Seriality and the Printed Image
Lower East Side Printshop is pleased to present Seriality and the Printed Image, guest curated by Christina Weyl. The exhibition includes recent works by six artists: Ricardo Galvan, Joseph Milligan, Rehan Miskci, Farah Mohammad, Felix Plaza and Michelle Weinberg. It will be on view from April 17 through May 30.
Join us at the opening reception on Thursday, April 17, 6-8pm!

Printmaking has long been a medium of repetition—of multiples, of recurring gestures, of sequences. The selected works in this group exhibition at Lower East Side Printshop explore seriality, not only as a technical process but as a conceptual and narrative strategy. Through layering, fragmentation, and recontextualization, these artists engage with the iterative nature of printmaking to interrogate memory, identity, and visual language.
Farah Mohammad’s works embrace seriality through architectural deconstruction. Her prints map emotional landscapes through the layering of shapes and structures, transforming personal spaces into dynamic compositions that resonate with history and resilience. Her process mirrors how memory itself operates—fluid, shifting, and never wholly fixed. The repeated act of breaking down and rebuilding imagery reflects an ongoing negotiation with the past.
Similarly, Michelle Weinberg employs what she describes as various “engines of drawing” to explore the tensions between the handmade and mechanical and digital reproduction. Her drypoint etchings and carbon transfer drawings generate ghostly, imprinted traces and, through this spectral repetition, animate familiar forms. In her work, motifs reappear, much like actors returning to the stage. The use of repeated images suggests a visual language in flux, where each iteration carries the memory of previous marks, accumulating meaning over time.
Joseph Milligan’s approach to seriality is material and perceptual. His silkscreen prints simulate peeling surfaces, hand-marbled papers, and layered textures, playing with the illusion of depth and materiality. The suggestion of erasure and exposure points toward the ephemeral nature of images in the public sphere—newspaper pages, posters, urban surfaces constantly being replaced and overwritten. Milligan’s practice raises questions about what remains and what disappears in visual culture.

Rehan Miskci’s layered prints explore seriality through historical and personal narratives. Superimposing the identities of two women—Suzan Sonmez, the artist’s mother, and Suzan Sozen, who had a high-profile place in Turkish politics—Miskci constructs prints which imagine their overlapping lives. Besides a shared name, Somnez and Sozen also attended the same high school and were consecutive inhabitants of the same house in Istanbul. The serial repetition of names, locations, and textual fragments creates an ambiguous space where history folds into the present, collapsing linear time and emphasizing the cyclical nature of personal and political histories.
Ricardo Galvan’s prints engage with seriality through cultural remixing. His works manipulate popular symbols, such as Superman, in ways that challenge and subvert fixed notions of identity. By reconfiguring these familiar images in new contexts, he generates a layered visual discourse on hybridity and belonging. The repetition and alteration of cultural icons reflect the shifting, negotiated experience of the artist’s Mexican-American identity.
Felix Plaza’s PANOPLIA series extends seriality into cultural representation. By assembling diverse images under a single conceptual umbrella, Plaza creates a visual archive of historically marginalized identities. His gum bichromate prints serve as both homage and reclamation, resisting singular narratives in favor of a plural, dynamic approach.
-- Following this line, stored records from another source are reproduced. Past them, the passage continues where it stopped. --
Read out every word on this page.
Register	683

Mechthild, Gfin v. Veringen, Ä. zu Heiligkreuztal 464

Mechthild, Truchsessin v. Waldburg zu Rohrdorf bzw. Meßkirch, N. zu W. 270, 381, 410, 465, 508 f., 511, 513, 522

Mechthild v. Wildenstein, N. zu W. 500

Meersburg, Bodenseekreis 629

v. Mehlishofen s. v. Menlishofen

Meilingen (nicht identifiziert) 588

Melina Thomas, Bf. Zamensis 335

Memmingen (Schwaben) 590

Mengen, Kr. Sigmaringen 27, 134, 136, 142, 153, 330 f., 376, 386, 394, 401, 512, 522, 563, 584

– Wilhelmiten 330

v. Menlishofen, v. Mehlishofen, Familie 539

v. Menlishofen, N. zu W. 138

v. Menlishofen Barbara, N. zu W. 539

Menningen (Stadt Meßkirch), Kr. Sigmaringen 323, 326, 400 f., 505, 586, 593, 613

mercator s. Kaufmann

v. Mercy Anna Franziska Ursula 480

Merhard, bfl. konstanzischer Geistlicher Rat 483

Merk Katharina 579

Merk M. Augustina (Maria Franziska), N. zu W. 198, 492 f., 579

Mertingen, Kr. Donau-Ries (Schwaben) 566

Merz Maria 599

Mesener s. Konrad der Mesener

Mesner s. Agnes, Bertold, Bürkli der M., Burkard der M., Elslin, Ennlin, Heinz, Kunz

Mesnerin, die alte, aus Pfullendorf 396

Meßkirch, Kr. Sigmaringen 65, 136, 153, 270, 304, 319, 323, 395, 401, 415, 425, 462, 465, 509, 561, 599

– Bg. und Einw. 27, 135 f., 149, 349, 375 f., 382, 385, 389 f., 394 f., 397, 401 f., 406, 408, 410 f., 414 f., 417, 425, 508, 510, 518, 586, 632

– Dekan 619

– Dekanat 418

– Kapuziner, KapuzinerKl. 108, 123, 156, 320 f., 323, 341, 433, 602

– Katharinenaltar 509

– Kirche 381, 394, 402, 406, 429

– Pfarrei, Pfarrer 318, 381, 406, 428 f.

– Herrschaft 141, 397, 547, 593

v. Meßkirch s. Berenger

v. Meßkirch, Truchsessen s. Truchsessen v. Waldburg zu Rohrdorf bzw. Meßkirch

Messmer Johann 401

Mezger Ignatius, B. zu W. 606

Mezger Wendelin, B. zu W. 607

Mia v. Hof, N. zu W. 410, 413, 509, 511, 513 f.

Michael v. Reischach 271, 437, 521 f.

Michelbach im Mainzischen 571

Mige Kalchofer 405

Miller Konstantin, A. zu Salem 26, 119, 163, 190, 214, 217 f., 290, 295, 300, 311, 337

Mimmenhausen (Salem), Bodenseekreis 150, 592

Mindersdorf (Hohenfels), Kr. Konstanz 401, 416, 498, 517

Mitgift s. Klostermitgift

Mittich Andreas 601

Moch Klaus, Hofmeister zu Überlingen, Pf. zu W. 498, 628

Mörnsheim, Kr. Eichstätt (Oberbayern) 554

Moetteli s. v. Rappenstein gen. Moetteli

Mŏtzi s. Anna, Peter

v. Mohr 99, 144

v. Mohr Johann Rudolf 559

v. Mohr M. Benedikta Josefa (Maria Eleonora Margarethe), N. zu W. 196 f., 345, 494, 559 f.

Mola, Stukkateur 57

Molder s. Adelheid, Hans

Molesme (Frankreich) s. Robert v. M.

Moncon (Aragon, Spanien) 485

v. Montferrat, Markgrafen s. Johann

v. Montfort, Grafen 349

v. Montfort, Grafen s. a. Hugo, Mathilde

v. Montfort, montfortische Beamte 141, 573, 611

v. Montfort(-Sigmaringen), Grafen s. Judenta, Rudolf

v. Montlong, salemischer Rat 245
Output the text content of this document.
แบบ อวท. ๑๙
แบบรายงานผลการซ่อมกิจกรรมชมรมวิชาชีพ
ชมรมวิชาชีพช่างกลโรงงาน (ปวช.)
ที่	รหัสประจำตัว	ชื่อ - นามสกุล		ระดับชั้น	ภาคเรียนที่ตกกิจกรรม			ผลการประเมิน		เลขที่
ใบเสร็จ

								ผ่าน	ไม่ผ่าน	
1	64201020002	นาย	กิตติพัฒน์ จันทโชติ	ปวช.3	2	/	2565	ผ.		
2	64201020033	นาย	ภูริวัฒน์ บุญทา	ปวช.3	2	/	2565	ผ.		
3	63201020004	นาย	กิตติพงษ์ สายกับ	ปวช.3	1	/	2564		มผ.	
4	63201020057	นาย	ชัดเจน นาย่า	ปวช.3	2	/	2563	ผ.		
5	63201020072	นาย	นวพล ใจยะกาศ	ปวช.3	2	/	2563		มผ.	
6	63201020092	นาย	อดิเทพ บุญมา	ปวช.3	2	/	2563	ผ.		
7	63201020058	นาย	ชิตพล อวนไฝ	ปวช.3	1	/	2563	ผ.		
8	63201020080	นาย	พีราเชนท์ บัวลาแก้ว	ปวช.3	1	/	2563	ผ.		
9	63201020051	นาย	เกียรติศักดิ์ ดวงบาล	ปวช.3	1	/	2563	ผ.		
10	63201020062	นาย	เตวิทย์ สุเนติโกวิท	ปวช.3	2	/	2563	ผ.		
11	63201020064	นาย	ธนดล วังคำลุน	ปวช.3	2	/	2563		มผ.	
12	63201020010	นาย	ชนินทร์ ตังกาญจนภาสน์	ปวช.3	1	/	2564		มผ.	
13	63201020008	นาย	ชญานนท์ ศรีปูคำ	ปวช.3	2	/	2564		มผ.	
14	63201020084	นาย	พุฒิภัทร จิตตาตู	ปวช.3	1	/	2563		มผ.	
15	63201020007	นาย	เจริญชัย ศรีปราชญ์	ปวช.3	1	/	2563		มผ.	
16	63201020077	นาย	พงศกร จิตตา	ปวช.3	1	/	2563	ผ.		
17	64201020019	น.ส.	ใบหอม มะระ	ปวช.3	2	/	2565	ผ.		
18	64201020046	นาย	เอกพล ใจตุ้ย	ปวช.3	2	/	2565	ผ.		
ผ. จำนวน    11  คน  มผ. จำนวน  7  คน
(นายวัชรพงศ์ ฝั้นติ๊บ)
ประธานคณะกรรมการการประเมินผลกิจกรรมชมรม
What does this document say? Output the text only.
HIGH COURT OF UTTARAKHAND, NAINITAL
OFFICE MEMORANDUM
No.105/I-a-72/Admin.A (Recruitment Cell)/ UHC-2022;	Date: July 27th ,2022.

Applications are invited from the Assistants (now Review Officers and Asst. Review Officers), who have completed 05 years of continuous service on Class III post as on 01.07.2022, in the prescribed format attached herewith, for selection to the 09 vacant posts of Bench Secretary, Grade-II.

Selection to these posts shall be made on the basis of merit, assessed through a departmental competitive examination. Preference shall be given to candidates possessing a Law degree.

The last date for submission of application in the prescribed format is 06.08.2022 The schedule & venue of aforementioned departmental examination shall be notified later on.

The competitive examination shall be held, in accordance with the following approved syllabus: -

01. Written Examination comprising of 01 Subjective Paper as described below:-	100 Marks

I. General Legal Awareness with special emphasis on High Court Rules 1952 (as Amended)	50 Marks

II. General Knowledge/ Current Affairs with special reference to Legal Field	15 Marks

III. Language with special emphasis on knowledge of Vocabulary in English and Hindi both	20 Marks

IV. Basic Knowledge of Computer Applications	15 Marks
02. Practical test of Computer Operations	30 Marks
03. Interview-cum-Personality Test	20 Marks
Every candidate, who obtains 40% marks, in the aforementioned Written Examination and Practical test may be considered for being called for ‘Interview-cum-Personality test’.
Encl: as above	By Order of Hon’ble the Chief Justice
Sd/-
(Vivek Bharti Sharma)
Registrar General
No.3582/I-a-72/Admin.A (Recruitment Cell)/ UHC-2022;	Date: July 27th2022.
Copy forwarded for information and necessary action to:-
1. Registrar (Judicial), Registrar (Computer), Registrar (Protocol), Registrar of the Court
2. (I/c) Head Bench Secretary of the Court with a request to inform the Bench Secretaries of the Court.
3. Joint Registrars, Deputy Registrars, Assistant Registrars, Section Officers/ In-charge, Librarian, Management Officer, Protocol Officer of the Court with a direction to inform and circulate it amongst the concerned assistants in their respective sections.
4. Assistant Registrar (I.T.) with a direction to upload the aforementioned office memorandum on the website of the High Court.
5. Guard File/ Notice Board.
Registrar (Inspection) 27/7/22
Seriality here functions as a method of resistance, affirming the complexity and endurance of cultural traditions.
Taken together, these works highlight how seriality in printmaking is more than just mechanical repetition. It becomes a means of storytelling, a way of grappling with personal and collective histories, and a strategy for engaging with the circulation of images in contemporary visual culture. Whether through architectural memory, performative mark-making, cultural reappropriation, or the layering of temporalities, these artists demonstrate how print’s iterative nature continues to offer fresh possibilities for meaning and transformation.

About the Curator
Christina Weyl is a New York-based curator. She has organized numerous exhibitions and published widely about twentieth-century printmaking and women artists. Most recently, she curated A Model Workshop: Margaret Lowengrund and The Contemporaries, which was on view at Print Center New York in fall 2023.
Weyl maintains a deep interest in Atelier 17, the avant-garde printmaking studio, and has recently founded The Atelier 17 Project, a non-profit organization that advocates for projects commemorating the centennial of the workshop’s founding in 1927. Her book, The Women of Atelier 17: Modernist Printmaking in Midcentury New York (Yale University Press, 2019), highlights nearly 100 women artists who advanced modernism and feminism at Atelier 17 when it was located in New York City between 1940 and 1955.
In 2014, she co-founded the Association of Print Scholars, a non-profit professional organization. She holds a PhD in art history from Rutgers University. Prior to graduate school, she worked Gemini G.E.L. at Joni Moisant Weyl, which represents the publications of the Los Angeles–based artists’ workshop Gemini G.E.L. Weyl is on the board of the Lower East Side Printshop.